ScanTailor-Advanced / scantailor-advanced

ScanTailor Advanced is the version that merges the features of the ScanTailor Featured and ScanTailor Enhanced versions, brings new ones and fixes.
GNU General Public License v3.0
189 stars 7 forks source link

[Feature request] binarizeEdgePlus #47

Closed zvezdochiot closed 1 year ago

zvezdochiot commented 1 year ago

Hi @vigri .

/**
 * \brief Image binarization using EdgePlus local/global thresholding method.
 *
 * EdgePlus, zvezdochiot 2023. "Adaptive/global document image binarization".
 */
BinaryImage binarizeEdgePlus(const QImage& src, QSize windowSize, double k = 0.34);
BinaryImage binarizeEdgePlus(const QImage& src, const QSize windowSize, const double k) {
  if (windowSize.isEmpty()) {
    throw std::invalid_argument("binarizeSauvola: invalid windowSize");
  }

  if (src.isNull()) {
    return BinaryImage();
  }

  QImage gray(toGrayscale(src));
  const int w = gray.width();
  const int h = gray.height();

  IntegralImage<uint32_t> integralImage(w, h);

  uint8_t* grayLine = gray.bits();
  const int grayBpl = gray.bytesPerLine();

  for (int y = 0; y < h; ++y, grayLine += grayBpl) {
    integralImage.beginRow();
    for (int x = 0; x < w; ++x) {
      const uint32_t pixel = grayLine[x];
      integralImage.push(pixel);
    }
  }

  const int windowLowerHalf = windowSize.height() >> 1;
  const int windowUpperHalf = windowSize.height() - windowLowerHalf;
  const int windowLeftHalf = windowSize.width() >> 1;
  const int windowRightHalf = windowSize.width() - windowLeftHalf;

  grayLine = gray.bits();
  for (int y = 0; y < h; ++y) {
    const int top = std::max(0, y - windowLowerHalf);
    const int bottom = std::min(h, y + windowUpperHalf);  // exclusive
    for (int x = 0; x < w; ++x) {
      const int left = std::max(0, x - windowLeftHalf);
      const int right = std::min(w, x + windowRightHalf);  // exclusive
      const int area = (bottom - top) * (right - left);
      assert(area > 0);  // because windowSize > 0 and w > 0 and h > 0
      const QRect rect(left, top, right - left, bottom - top);
      const double windowSum = integralImage.sum(rect);

      const double rArea = 1.0 / area;
      const double mean = windowSum * rArea;
      const double origin = grayLine[x];
      // edge = I / blur (shift = -0.5) {0.0 .. >1.0}, mean value = 0.5
      const double edge = (origin + 1) / (mean + 1)  - 0.5;
      // edgeplus = I * edge, mean value = 0.5 * mean(I)
      const double edgeplus = origin * edge;
      // return k * edgeplus + (1 - k) * I
      double retval = k * edgeplus + (1.0 - k) * origin;
      // trim value {0..255}
      retval = (retval < 0.0) ? 0.0 : (retval < 255.0) ? retval : 255.0;
      grayLine[x] = (int)retval;
    }
    grayLine += grayBpl;
  }
  return BinaryImage(src, BinaryThreshold::otsuThreshold(gray));
}  // binarizeEdgePlus

See also:

ghost commented 1 year ago

@zvezdochiot Thanks for the issue and the pull request, could you please explain what is binarizeEdgePlus?

Oh, and sorry for taking a long time to reply.

zvezdochiot commented 1 year ago

Hi @lightsilverberryfox .

I specifically cited illustrations in the description PR.

This PR contains two thresholds from a special class of thresholds: This is the global clipping on the modified image.
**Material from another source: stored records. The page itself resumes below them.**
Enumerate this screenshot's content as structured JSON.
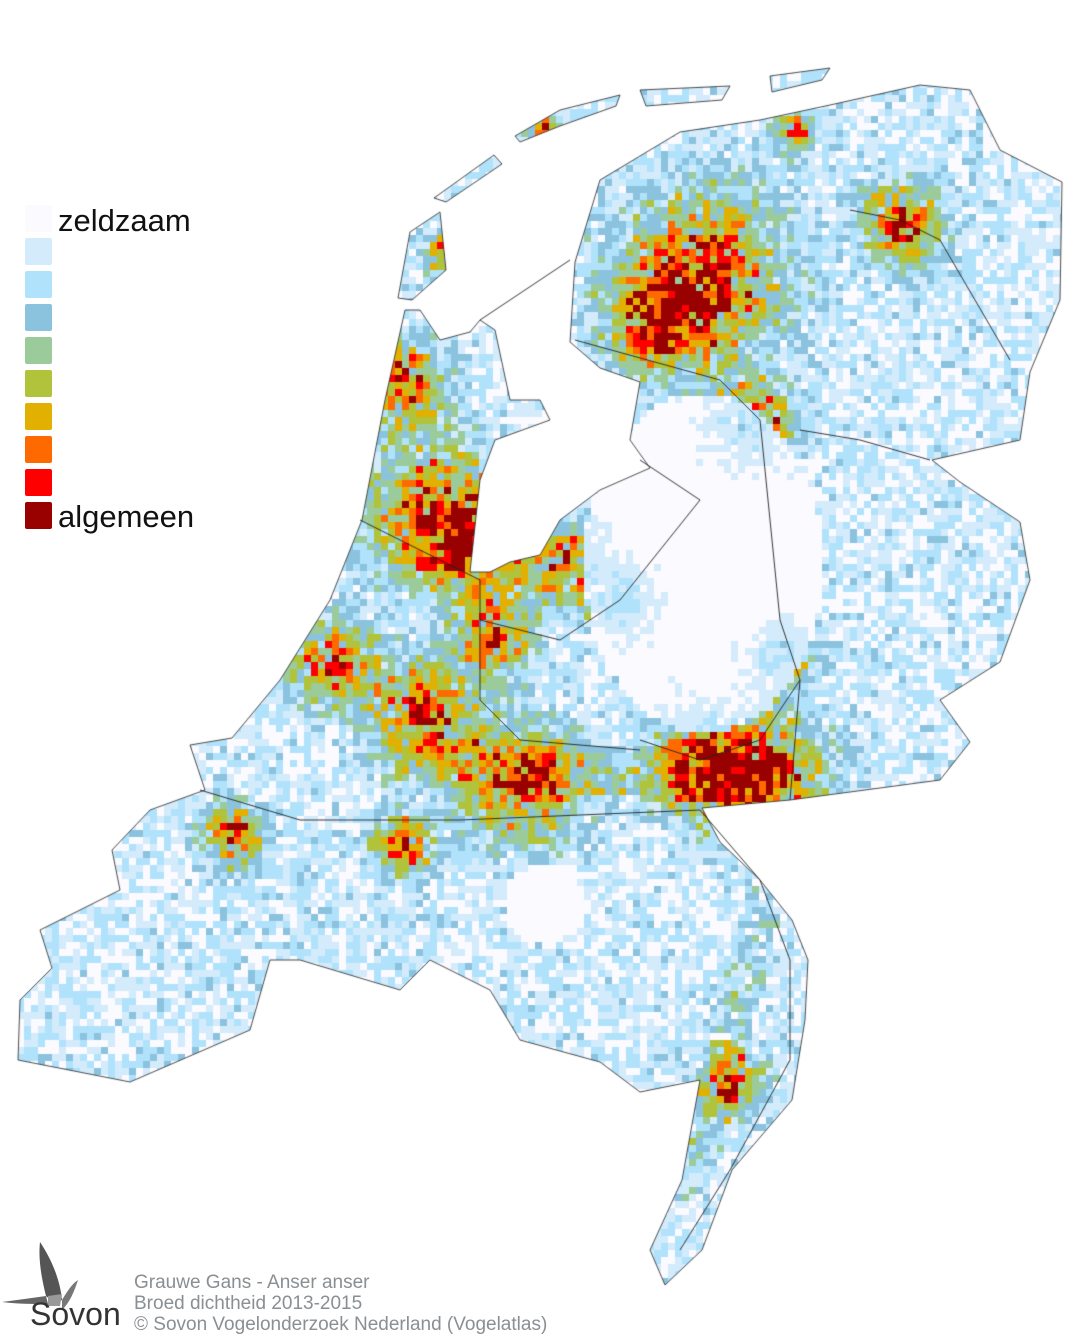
{
  "legend": {
    "top_label": "zeldzaam",
    "bottom_label": "algemeen",
    "colors": [
      "#fafaff",
      "#d3ebfb",
      "#b1e2fb",
      "#8bc3df",
      "#9bcb9a",
      "#b1c33a",
      "#e2b000",
      "#ff6a00",
      "#ff0000",
      "#990000"
    ]
  },
  "caption": {
    "line1": "Grauwe Gans - Anser anser",
    "line2": "Broed dichtheid 2013-2015",
    "line3": "© Sovon Vogelonderzoek Nederland (Vogelatlas)"
  },
  "logo": {
    "text": "Sovon",
    "icon": "swallow-icon"
  }
}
Since there are no rules for changing the original image, the thresholds of this class can be given completely arbitrary properties that differ from classical thresholds. In this particular PR, one threshold emulates the blending of contours to the original image, the second - the curvature of the color scale with local gradient enhancement. The results of these thresholds, depending on the parameters, may slightly differ from Otsu, or may differ greatly. And in a certain sense they can "borrow" the properties of local thresholds.

These two thresholds are difficult to describe. But one thing is for sure: If you want to make a BW book regardless of the source material, then these two thresholds will allow you to get the minimum bad result.

Additional illustration: comparison of Otsu and EdgePlus (ws:5 c:0.99): 8b6c22b607ee5f25d2466b1b6524f052

mara004 commented 1 year ago

Just for cross-reference, the linked PR is #48. Sorry for interrupting.